There is a "happens-before" relationship for a write action on a volatile and a subsequent read action. This, combined with the "happens-before" relationships inherent in actions within a single thread, should mean that your app thread will see the true state of event object as of the time that its reference was written to the volatile.

Of course, if the event listener thread changes the state of the event object after updating the reference, there are no guarantees that the app thread will see them. Ditto, if a third thread updates the event object.

Answer 2

No, this is not safe, but not for the reason you might expect.

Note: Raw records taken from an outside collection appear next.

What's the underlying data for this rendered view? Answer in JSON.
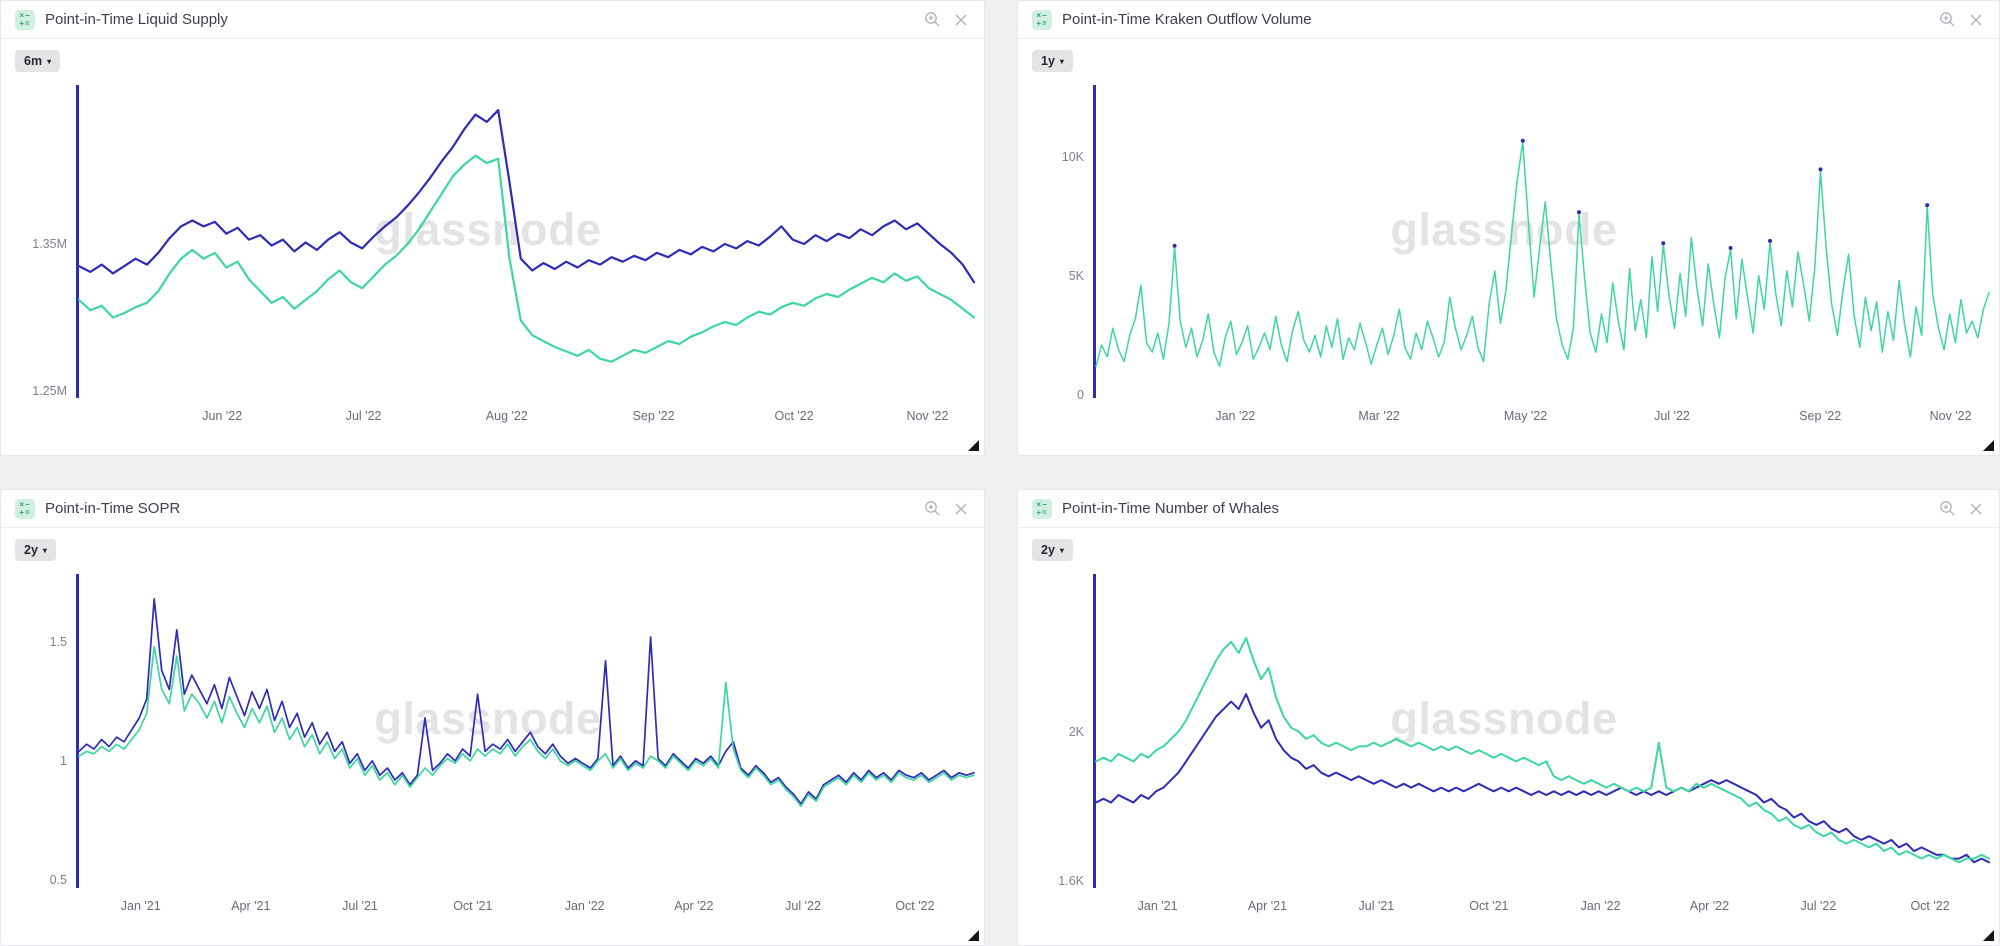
{
  "watermark": "glassnode",
  "ui": {
    "caret": "▾",
    "metric_icon_top": "×−",
    "metric_icon_bottom": "+="
  },
  "colors": {
    "indigo": "#2F2BB5",
    "teal": "#3ED6A2",
    "axis": "#2F2BB5",
    "watermark": "#e3e3e5",
    "icon_bg": "#d2f0e2",
    "icon_glyph": "#2d9e77",
    "action_icon": "#b2b6bc"
  },
  "chart_data": [
    {
      "title": "Point-in-Time Liquid Supply",
      "range_label": "6m",
      "type": "line",
      "ylim": [
        1.2453,
        1.4581
      ],
      "y_ticks": [
        {
          "label": "1.35M",
          "value": 1.35
        },
        {
          "label": "1.25M",
          "value": 1.25
        }
      ],
      "x_ticks": [
        {
          "label": "Jun '22",
          "pos": 0.16
        },
        {
          "label": "Jul '22",
          "pos": 0.318
        },
        {
          "label": "Aug '22",
          "pos": 0.478
        },
        {
          "label": "Sep '22",
          "pos": 0.642
        },
        {
          "label": "Oct '22",
          "pos": 0.799
        },
        {
          "label": "Nov '22",
          "pos": 0.948
        }
      ],
      "series": [
        {
          "name": "indigo",
          "color": "#2F2BB5",
          "width": 2.2,
          "values": [
            1.335,
            1.331,
            1.336,
            1.33,
            1.335,
            1.34,
            1.336,
            1.344,
            1.354,
            1.362,
            1.366,
            1.362,
            1.365,
            1.357,
            1.361,
            1.353,
            1.356,
            1.349,
            1.353,
            1.345,
            1.351,
            1.346,
            1.353,
            1.358,
            1.351,
            1.347,
            1.355,
            1.362,
            1.368,
            1.376,
            1.385,
            1.395,
            1.406,
            1.416,
            1.428,
            1.438,
            1.433,
            1.441,
            1.392,
            1.34,
            1.332,
            1.337,
            1.333,
            1.338,
            1.334,
            1.339,
            1.336,
            1.341,
            1.338,
            1.342,
            1.339,
            1.344,
            1.341,
            1.346,
            1.343,
            1.348,
            1.345,
            1.35,
            1.347,
            1.352,
            1.349,
            1.355,
            1.362,
            1.353,
            1.35,
            1.356,
            1.352,
            1.357,
            1.354,
            1.36,
            1.356,
            1.362,
            1.366,
            1.36,
            1.364,
            1.357,
            1.35,
            1.344,
            1.336,
            1.324
          ]
        },
        {
          "name": "teal",
          "color": "#3ED6A2",
          "width": 2.2,
          "values": [
            1.312,
            1.305,
            1.308,
            1.3,
            1.303,
            1.307,
            1.31,
            1.318,
            1.33,
            1.34,
            1.346,
            1.34,
            1.344,
            1.334,
            1.338,
            1.326,
            1.318,
            1.31,
            1.314,
            1.306,
            1.312,
            1.318,
            1.326,
            1.332,
            1.324,
            1.32,
            1.328,
            1.336,
            1.342,
            1.35,
            1.36,
            1.372,
            1.384,
            1.396,
            1.404,
            1.41,
            1.405,
            1.408,
            1.34,
            1.298,
            1.288,
            1.284,
            1.28,
            1.277,
            1.274,
            1.278,
            1.272,
            1.27,
            1.274,
            1.278,
            1.276,
            1.28,
            1.284,
            1.282,
            1.287,
            1.29,
            1.294,
            1.297,
            1.295,
            1.3,
            1.304,
            1.302,
            1.307,
            1.31,
            1.308,
            1.313,
            1.316,
            1.314,
            1.319,
            1.323,
            1.327,
            1.324,
            1.33,
            1.325,
            1.328,
            1.32,
            1.316,
            1.312,
            1.306,
            1.3
          ]
        }
      ]
    },
    {
      "title": "Point-in-Time Kraken Outflow Volume",
      "range_label": "1y",
      "type": "line",
      "ylim": [
        -0.125,
        13.0
      ],
      "y_ticks": [
        {
          "label": "10K",
          "value": 10
        },
        {
          "label": "5K",
          "value": 5
        },
        {
          "label": "0",
          "value": 0
        }
      ],
      "x_ticks": [
        {
          "label": "Jan '22",
          "pos": 0.156
        },
        {
          "label": "Mar '22",
          "pos": 0.317
        },
        {
          "label": "May '22",
          "pos": 0.481
        },
        {
          "label": "Jul '22",
          "pos": 0.645
        },
        {
          "label": "Sep '22",
          "pos": 0.811
        },
        {
          "label": "Nov '22",
          "pos": 0.957
        }
      ],
      "series": [
        {
          "name": "teal",
          "color": "#3ED6A2",
          "width": 1.5,
          "marker_color": "#2F2BB5",
          "marker_indices": [
            14,
            76,
            86,
            101,
            113,
            120,
            129,
            148
          ],
          "values": [
            1.2,
            2.1,
            1.6,
            2.8,
            1.9,
            1.4,
            2.5,
            3.2,
            4.6,
            2.2,
            1.8,
            2.6,
            1.5,
            3.0,
            6.2,
            3.1,
            2.0,
            2.8,
            1.6,
            2.3,
            3.4,
            1.8,
            1.2,
            2.4,
            3.1,
            1.7,
            2.2,
            2.9,
            1.5,
            2.0,
            2.6,
            1.9,
            3.3,
            2.1,
            1.4,
            2.7,
            3.5,
            2.3,
            1.8,
            2.5,
            1.6,
            2.9,
            2.0,
            3.2,
            1.5,
            2.4,
            1.9,
            3.0,
            2.2,
            1.3,
            2.1,
            2.8,
            1.7,
            2.5,
            3.6,
            2.0,
            1.5,
            2.6,
            1.9,
            3.1,
            2.4,
            1.6,
            2.2,
            4.1,
            2.8,
            1.9,
            2.5,
            3.3,
            2.0,
            1.4,
            3.8,
            5.2,
            3.0,
            4.4,
            6.8,
            9.0,
            10.6,
            7.2,
            4.1,
            6.2,
            8.1,
            5.5,
            3.2,
            2.1,
            1.5,
            2.8,
            7.6,
            4.9,
            2.6,
            1.8,
            3.4,
            2.2,
            4.7,
            3.1,
            1.9,
            5.3,
            2.7,
            4.0,
            2.4,
            5.8,
            3.5,
            6.3,
            4.2,
            2.8,
            5.1,
            3.3,
            6.6,
            4.5,
            2.9,
            5.5,
            3.8,
            2.4,
            4.9,
            6.1,
            3.2,
            5.7,
            4.1,
            2.6,
            5.0,
            3.6,
            6.4,
            4.3,
            2.9,
            5.2,
            3.7,
            6.0,
            4.6,
            3.1,
            5.4,
            9.4,
            6.2,
            3.8,
            2.5,
            4.4,
            5.9,
            3.3,
            2.0,
            4.1,
            2.7,
            3.9,
            1.8,
            3.5,
            2.3,
            4.8,
            2.9,
            1.6,
            3.7,
            2.5,
            7.9,
            4.2,
            2.8,
            1.9,
            3.4,
            2.2,
            4.0,
            2.6,
            3.1,
            2.4,
            3.6,
            4.3
          ]
        }
      ]
    },
    {
      "title": "Point-in-Time SOPR",
      "range_label": "2y",
      "type": "line",
      "ylim": [
        0.4665,
        1.7845
      ],
      "y_ticks": [
        {
          "label": "1.5",
          "value": 1.5
        },
        {
          "label": "1",
          "value": 1.0
        },
        {
          "label": "0.5",
          "value": 0.5
        }
      ],
      "x_ticks": [
        {
          "label": "Jan '21",
          "pos": 0.069
        },
        {
          "label": "Apr '21",
          "pos": 0.192
        },
        {
          "label": "Jul '21",
          "pos": 0.314
        },
        {
          "label": "Oct '21",
          "pos": 0.44
        },
        {
          "label": "Jan '22",
          "pos": 0.565
        },
        {
          "label": "Apr '22",
          "pos": 0.687
        },
        {
          "label": "Jul '22",
          "pos": 0.809
        },
        {
          "label": "Oct '22",
          "pos": 0.934
        }
      ],
      "series": [
        {
          "name": "indigo",
          "color": "#2F2BB5",
          "width": 1.7,
          "values": [
            1.04,
            1.07,
            1.05,
            1.09,
            1.06,
            1.1,
            1.08,
            1.13,
            1.18,
            1.26,
            1.68,
            1.38,
            1.3,
            1.55,
            1.28,
            1.36,
            1.3,
            1.24,
            1.32,
            1.22,
            1.35,
            1.27,
            1.19,
            1.29,
            1.22,
            1.3,
            1.17,
            1.25,
            1.14,
            1.2,
            1.1,
            1.16,
            1.07,
            1.12,
            1.04,
            1.08,
            0.99,
            1.03,
            0.96,
            1.0,
            0.94,
            0.97,
            0.92,
            0.95,
            0.9,
            0.94,
            1.18,
            0.96,
            0.99,
            1.03,
            1.0,
            1.05,
            1.02,
            1.28,
            1.04,
            1.07,
            1.05,
            1.09,
            1.04,
            1.08,
            1.12,
            1.06,
            1.03,
            1.07,
            1.02,
            0.99,
            1.01,
            0.99,
            0.97,
            1.01,
            1.42,
            0.98,
            1.02,
            0.97,
            1.0,
            0.98,
            1.52,
            1.01,
            0.98,
            1.03,
            1.0,
            0.97,
            1.01,
            0.99,
            1.02,
            0.98,
            1.04,
            1.08,
            0.97,
            0.94,
            0.98,
            0.95,
            0.91,
            0.93,
            0.89,
            0.86,
            0.82,
            0.87,
            0.84,
            0.9,
            0.92,
            0.94,
            0.91,
            0.95,
            0.92,
            0.96,
            0.93,
            0.95,
            0.92,
            0.96,
            0.94,
            0.93,
            0.95,
            0.92,
            0.94,
            0.96,
            0.93,
            0.95,
            0.94,
            0.95
          ]
        },
        {
          "name": "teal",
          "color": "#3ED6A2",
          "width": 1.7,
          "values": [
            1.02,
            1.04,
            1.03,
            1.06,
            1.04,
            1.07,
            1.05,
            1.09,
            1.13,
            1.2,
            1.48,
            1.3,
            1.24,
            1.44,
            1.21,
            1.28,
            1.24,
            1.18,
            1.25,
            1.16,
            1.27,
            1.2,
            1.14,
            1.22,
            1.16,
            1.23,
            1.12,
            1.18,
            1.09,
            1.14,
            1.06,
            1.11,
            1.03,
            1.08,
            1.01,
            1.05,
            0.97,
            1.01,
            0.94,
            0.98,
            0.92,
            0.95,
            0.9,
            0.94,
            0.89,
            0.93,
            0.97,
            0.94,
            0.98,
            1.01,
            0.99,
            1.03,
            1.0,
            1.05,
            1.02,
            1.05,
            1.03,
            1.07,
            1.02,
            1.06,
            1.09,
            1.04,
            1.01,
            1.05,
            1.0,
            0.98,
            1.0,
            0.98,
            0.96,
            1.0,
            1.03,
            0.97,
            1.01,
            0.96,
            0.99,
            0.97,
            1.02,
            1.0,
            0.97,
            1.02,
            0.99,
            0.96,
            1.0,
            0.98,
            1.01,
            0.97,
            1.33,
            1.05,
            0.96,
            0.93,
            0.97,
            0.94,
            0.9,
            0.92,
            0.88,
            0.85,
            0.81,
            0.86,
            0.83,
            0.89,
            0.91,
            0.93,
            0.9,
            0.94,
            0.91,
            0.95,
            0.92,
            0.94,
            0.91,
            0.95,
            0.93,
            0.92,
            0.94,
            0.91,
            0.93,
            0.95,
            0.92,
            0.94,
            0.93,
            0.94
          ]
        }
      ]
    },
    {
      "title": "Point-in-Time Number of Whales",
      "range_label": "2y",
      "type": "line",
      "ylim": [
        1.5813,
        2.4213
      ],
      "y_ticks": [
        {
          "label": "2K",
          "value": 2.0
        },
        {
          "label": "1.6K",
          "value": 1.6
        }
      ],
      "x_ticks": [
        {
          "label": "Jan '21",
          "pos": 0.069
        },
        {
          "label": "Apr '21",
          "pos": 0.192
        },
        {
          "label": "Jul '21",
          "pos": 0.314
        },
        {
          "label": "Oct '21",
          "pos": 0.44
        },
        {
          "label": "Jan '22",
          "pos": 0.565
        },
        {
          "label": "Apr '22",
          "pos": 0.687
        },
        {
          "label": "Jul '22",
          "pos": 0.809
        },
        {
          "label": "Oct '22",
          "pos": 0.934
        }
      ],
      "series": [
        {
          "name": "indigo",
          "color": "#2F2BB5",
          "width": 2.0,
          "values": [
            1.81,
            1.82,
            1.81,
            1.83,
            1.82,
            1.81,
            1.83,
            1.82,
            1.84,
            1.85,
            1.87,
            1.89,
            1.92,
            1.95,
            1.98,
            2.01,
            2.04,
            2.06,
            2.08,
            2.06,
            2.1,
            2.05,
            2.01,
            2.03,
            1.98,
            1.95,
            1.93,
            1.92,
            1.9,
            1.91,
            1.89,
            1.88,
            1.89,
            1.88,
            1.87,
            1.88,
            1.87,
            1.86,
            1.87,
            1.86,
            1.85,
            1.86,
            1.85,
            1.86,
            1.85,
            1.84,
            1.85,
            1.84,
            1.85,
            1.84,
            1.85,
            1.86,
            1.85,
            1.84,
            1.85,
            1.84,
            1.85,
            1.84,
            1.83,
            1.84,
            1.83,
            1.84,
            1.83,
            1.84,
            1.83,
            1.84,
            1.83,
            1.84,
            1.83,
            1.84,
            1.85,
            1.84,
            1.83,
            1.84,
            1.83,
            1.84,
            1.83,
            1.84,
            1.85,
            1.84,
            1.85,
            1.86,
            1.87,
            1.86,
            1.87,
            1.86,
            1.85,
            1.84,
            1.83,
            1.81,
            1.82,
            1.8,
            1.79,
            1.77,
            1.78,
            1.76,
            1.75,
            1.76,
            1.74,
            1.73,
            1.74,
            1.72,
            1.71,
            1.72,
            1.71,
            1.7,
            1.71,
            1.69,
            1.7,
            1.68,
            1.69,
            1.68,
            1.67,
            1.67,
            1.66,
            1.66,
            1.67,
            1.65,
            1.66,
            1.65
          ]
        },
        {
          "name": "teal",
          "color": "#3ED6A2",
          "width": 2.0,
          "values": [
            1.92,
            1.93,
            1.92,
            1.94,
            1.93,
            1.92,
            1.94,
            1.93,
            1.95,
            1.96,
            1.98,
            2.0,
            2.03,
            2.07,
            2.11,
            2.15,
            2.19,
            2.22,
            2.24,
            2.21,
            2.25,
            2.19,
            2.14,
            2.17,
            2.09,
            2.04,
            2.01,
            2.0,
            1.98,
            1.99,
            1.97,
            1.96,
            1.97,
            1.96,
            1.95,
            1.96,
            1.96,
            1.97,
            1.96,
            1.97,
            1.98,
            1.97,
            1.96,
            1.97,
            1.96,
            1.95,
            1.96,
            1.95,
            1.96,
            1.95,
            1.94,
            1.95,
            1.94,
            1.93,
            1.94,
            1.93,
            1.92,
            1.93,
            1.92,
            1.91,
            1.92,
            1.88,
            1.87,
            1.88,
            1.87,
            1.86,
            1.87,
            1.86,
            1.85,
            1.86,
            1.85,
            1.84,
            1.85,
            1.84,
            1.85,
            1.97,
            1.85,
            1.84,
            1.85,
            1.84,
            1.86,
            1.85,
            1.86,
            1.85,
            1.84,
            1.83,
            1.82,
            1.8,
            1.81,
            1.79,
            1.78,
            1.76,
            1.77,
            1.75,
            1.74,
            1.75,
            1.73,
            1.72,
            1.73,
            1.71,
            1.7,
            1.71,
            1.7,
            1.69,
            1.7,
            1.68,
            1.69,
            1.67,
            1.68,
            1.67,
            1.66,
            1.67,
            1.66,
            1.67,
            1.66,
            1.65,
            1.66,
            1.66,
            1.67,
            1.66
          ]
        }
      ]
    }
  ]
}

ViewRoot.java, line 1841. This is the code that dispatches your MotionEvents down the view hierarchy. Line 1841 is part of a finally block that calls recycle() on the MotionEvent that has just been dispatched.

MotionEvents are not left to be garbage collected like most objects, they are pooled and recycled to avoid unnecessary memory allocation and garbage collection during event dispatch. Recycling a MotionEvent returns it to the object pool to be used again later when a new MotionEvent is needed. After recycle() has been called, a MotionEvent should be considered invalid.

Your example code may end up reading a MotionEvent object that has been reused by the framework and now contains completely different data.

If you plan to hang on to a MotionEvent after onTouchEvent returns, clone it using MotionEvent.obtain(event). The static obtain() method will return a new MotionEvent from the object pool with the same content.

You should call recycle() when you are done with a MotionEvent that you obtain()ed yourself to return it to the pool. It's not a huge deal if you forget this step, it will become regular Java garbage and the framework will create new MotionEvents when needed. However, MotionEvents can be dispatched very rapidly by the system to the point where cooperating with this optimization can make a nontrivial difference in performance on some devices.